If you take one lesson from the benchmarks, make it this: for running LLMs, VRAM capacity decides what you can do, and memory bandwidth decides how fast you do it. Raw compute is a distant third. Here is how that translates into a buying decision.

  • Size VRAM to the model, not the other way around. A 4-bit model needs roughly its parameter count in gigabytes plus headroom for context. 7B to 14B fits in 16GB to 24GB, 32B wants about 24GB to 32GB, and 70B needs 40GB or more. Pick the card whose memory clears your largest model with room to spare.
  • Bandwidth sets your speed ceiling. Both of these cards share 1,792 GB/s, which is why they tie on shared models. When you compare other GPUs, a card with less bandwidth will be slower at decoding even if it has plenty of memory.
  • NVLink is gone on Blackwell. Neither card has it. If you plan to run two GPUs, they communicate over PCIe, which is fine for running two separate models but adds overhead for splitting one large model. Do not buy a second card expecting bridged memory.
  • Plan the power and the PSU. The 5090 pulls 575W and the PRO 6000 pulls 600W, both over a single 16-pin connector. NVIDIA recommends a 1,000W system for a 5090 build, with 850W the documented minimum for a 5090-only machine, so size up once you add other components. Seat the connector fully; a partial seat is the classic cause of melted plugs.
  • Treat the price as a moving target. Memory shortages and AI demand have both cards selling well above list. Watch a price tracker, buy when a card dips toward the bottom of its band, and never assume the sticker matches the launch MSRP.

If neither of these cards is the right fit, our roundup of the best GPUs for running LLMs locally covers cheaper options, and the Mac mini versus mini PC versus GPU comparison is worth reading if you are weighing unified memory against a discrete card. For multi-GPU serving at scale, vLLM in production is the engine to look at rather than Ollama.

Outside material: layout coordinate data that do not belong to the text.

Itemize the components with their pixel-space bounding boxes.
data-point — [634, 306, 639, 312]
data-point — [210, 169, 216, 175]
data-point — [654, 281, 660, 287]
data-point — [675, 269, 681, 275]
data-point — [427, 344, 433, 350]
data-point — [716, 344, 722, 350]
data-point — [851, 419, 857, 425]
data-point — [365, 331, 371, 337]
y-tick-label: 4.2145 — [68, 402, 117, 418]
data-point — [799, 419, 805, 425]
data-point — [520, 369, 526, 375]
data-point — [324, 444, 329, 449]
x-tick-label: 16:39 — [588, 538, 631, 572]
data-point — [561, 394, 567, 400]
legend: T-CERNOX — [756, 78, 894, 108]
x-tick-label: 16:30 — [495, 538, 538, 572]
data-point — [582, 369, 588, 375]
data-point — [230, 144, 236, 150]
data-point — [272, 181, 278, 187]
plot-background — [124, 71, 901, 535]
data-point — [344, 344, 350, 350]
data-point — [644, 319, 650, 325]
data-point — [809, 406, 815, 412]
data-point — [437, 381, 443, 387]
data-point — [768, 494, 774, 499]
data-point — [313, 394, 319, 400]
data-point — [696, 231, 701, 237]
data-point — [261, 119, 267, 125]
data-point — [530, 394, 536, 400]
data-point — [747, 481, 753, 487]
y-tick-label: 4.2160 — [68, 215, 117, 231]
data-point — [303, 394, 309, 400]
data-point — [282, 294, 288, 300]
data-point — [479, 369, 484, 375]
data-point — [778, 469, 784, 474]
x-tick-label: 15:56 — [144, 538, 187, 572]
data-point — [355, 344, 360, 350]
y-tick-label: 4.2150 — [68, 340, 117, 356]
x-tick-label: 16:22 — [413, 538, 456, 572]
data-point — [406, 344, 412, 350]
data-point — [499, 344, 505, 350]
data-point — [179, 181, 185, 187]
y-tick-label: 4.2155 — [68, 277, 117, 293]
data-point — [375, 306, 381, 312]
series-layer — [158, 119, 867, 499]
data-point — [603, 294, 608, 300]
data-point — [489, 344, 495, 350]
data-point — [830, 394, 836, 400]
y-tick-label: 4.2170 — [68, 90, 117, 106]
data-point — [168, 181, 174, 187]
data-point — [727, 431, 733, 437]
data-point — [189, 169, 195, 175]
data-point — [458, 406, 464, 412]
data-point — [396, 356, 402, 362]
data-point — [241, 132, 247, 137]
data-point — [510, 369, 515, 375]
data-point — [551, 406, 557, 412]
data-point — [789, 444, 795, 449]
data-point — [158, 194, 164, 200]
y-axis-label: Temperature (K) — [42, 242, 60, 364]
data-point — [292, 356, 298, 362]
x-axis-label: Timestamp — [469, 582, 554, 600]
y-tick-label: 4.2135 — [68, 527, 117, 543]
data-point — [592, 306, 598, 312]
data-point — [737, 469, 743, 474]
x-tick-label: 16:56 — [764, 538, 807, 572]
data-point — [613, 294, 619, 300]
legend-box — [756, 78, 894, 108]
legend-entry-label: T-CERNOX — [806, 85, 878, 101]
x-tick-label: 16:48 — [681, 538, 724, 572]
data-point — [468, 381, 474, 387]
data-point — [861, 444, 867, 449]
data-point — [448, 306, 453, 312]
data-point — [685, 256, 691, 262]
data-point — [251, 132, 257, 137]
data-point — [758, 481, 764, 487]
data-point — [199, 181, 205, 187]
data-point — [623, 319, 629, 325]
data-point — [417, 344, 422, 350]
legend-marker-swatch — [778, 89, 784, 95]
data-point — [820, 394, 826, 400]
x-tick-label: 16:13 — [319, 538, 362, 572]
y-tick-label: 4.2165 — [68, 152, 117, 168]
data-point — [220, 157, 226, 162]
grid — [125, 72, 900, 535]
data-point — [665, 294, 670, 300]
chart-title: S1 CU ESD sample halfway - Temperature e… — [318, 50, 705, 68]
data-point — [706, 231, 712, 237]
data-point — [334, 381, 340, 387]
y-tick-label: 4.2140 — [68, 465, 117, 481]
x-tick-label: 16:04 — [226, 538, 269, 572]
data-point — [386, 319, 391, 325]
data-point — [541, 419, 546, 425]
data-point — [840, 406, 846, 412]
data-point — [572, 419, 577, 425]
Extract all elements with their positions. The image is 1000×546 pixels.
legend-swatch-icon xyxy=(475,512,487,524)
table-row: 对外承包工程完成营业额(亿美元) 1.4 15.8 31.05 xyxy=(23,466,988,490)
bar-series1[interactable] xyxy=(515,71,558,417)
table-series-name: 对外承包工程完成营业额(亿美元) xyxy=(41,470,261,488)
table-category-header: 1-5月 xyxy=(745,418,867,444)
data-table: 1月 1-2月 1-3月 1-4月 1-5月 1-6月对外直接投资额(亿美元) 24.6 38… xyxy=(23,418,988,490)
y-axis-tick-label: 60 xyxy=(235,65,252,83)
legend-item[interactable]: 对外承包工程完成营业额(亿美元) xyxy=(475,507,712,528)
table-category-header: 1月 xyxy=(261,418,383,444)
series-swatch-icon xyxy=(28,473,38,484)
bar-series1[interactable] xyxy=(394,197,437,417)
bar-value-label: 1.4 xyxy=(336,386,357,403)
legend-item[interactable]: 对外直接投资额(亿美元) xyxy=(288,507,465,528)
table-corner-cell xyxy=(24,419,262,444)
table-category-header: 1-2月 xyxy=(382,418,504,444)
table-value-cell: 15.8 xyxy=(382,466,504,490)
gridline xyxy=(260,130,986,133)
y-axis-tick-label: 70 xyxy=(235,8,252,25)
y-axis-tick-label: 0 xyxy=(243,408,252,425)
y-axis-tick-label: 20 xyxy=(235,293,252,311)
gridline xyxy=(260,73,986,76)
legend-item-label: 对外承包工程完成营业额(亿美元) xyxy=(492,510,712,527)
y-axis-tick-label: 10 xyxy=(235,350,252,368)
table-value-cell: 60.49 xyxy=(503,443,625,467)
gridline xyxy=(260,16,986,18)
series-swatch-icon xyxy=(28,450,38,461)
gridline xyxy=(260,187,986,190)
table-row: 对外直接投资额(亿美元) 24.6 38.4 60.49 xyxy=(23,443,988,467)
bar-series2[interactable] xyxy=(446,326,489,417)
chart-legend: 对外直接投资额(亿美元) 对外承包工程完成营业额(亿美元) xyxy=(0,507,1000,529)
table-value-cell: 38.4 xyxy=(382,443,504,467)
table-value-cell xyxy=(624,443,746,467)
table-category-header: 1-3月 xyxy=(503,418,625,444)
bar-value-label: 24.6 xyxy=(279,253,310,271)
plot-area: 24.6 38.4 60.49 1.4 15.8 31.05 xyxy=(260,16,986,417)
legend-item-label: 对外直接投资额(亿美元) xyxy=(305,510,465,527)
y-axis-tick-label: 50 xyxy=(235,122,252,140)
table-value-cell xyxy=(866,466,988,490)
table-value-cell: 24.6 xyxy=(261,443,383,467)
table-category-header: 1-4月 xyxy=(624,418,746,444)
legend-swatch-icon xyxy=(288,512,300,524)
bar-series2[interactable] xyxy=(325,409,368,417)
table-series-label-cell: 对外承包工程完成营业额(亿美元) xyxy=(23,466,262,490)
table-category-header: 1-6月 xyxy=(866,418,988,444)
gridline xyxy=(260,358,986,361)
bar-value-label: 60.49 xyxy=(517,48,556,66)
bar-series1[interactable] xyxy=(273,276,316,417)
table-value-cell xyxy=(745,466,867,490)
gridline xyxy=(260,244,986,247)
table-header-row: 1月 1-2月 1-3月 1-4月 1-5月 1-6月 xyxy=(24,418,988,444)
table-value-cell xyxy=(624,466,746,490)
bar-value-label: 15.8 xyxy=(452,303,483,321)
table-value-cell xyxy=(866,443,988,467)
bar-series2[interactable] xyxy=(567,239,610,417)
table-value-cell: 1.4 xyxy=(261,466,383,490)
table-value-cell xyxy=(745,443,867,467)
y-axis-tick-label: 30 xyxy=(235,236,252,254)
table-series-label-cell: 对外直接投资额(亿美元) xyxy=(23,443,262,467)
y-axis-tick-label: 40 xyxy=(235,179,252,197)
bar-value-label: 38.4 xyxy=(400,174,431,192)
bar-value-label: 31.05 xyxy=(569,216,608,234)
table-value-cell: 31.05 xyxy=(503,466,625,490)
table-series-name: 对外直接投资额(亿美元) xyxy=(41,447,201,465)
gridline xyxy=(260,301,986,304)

How to choose between them

The decision comes down to a single question: does your largest model fit in 32GB? If yes, the RTX 5090 is the smart buy. It matched the PRO 6000 within a few percent on every shared model we tested, costs less than half as much, and moonlights as a gaming and rendering card. There is no throughput reason to spend more for models it can already hold.

If your work needs 70B-class models, long contexts, batched serving, or ECC, the RTX PRO 6000 is not a luxury, it is the only one of the two that can do the job. The 96GB is the product. You are not paying for speed, you are paying for the ability to load what the 5090 cannot, and on those models it turns in a perfectly usable 31 to 34 tokens per second. Decide by the size of the model you must run, confirm the live price on the day you buy, and the right card picks itself.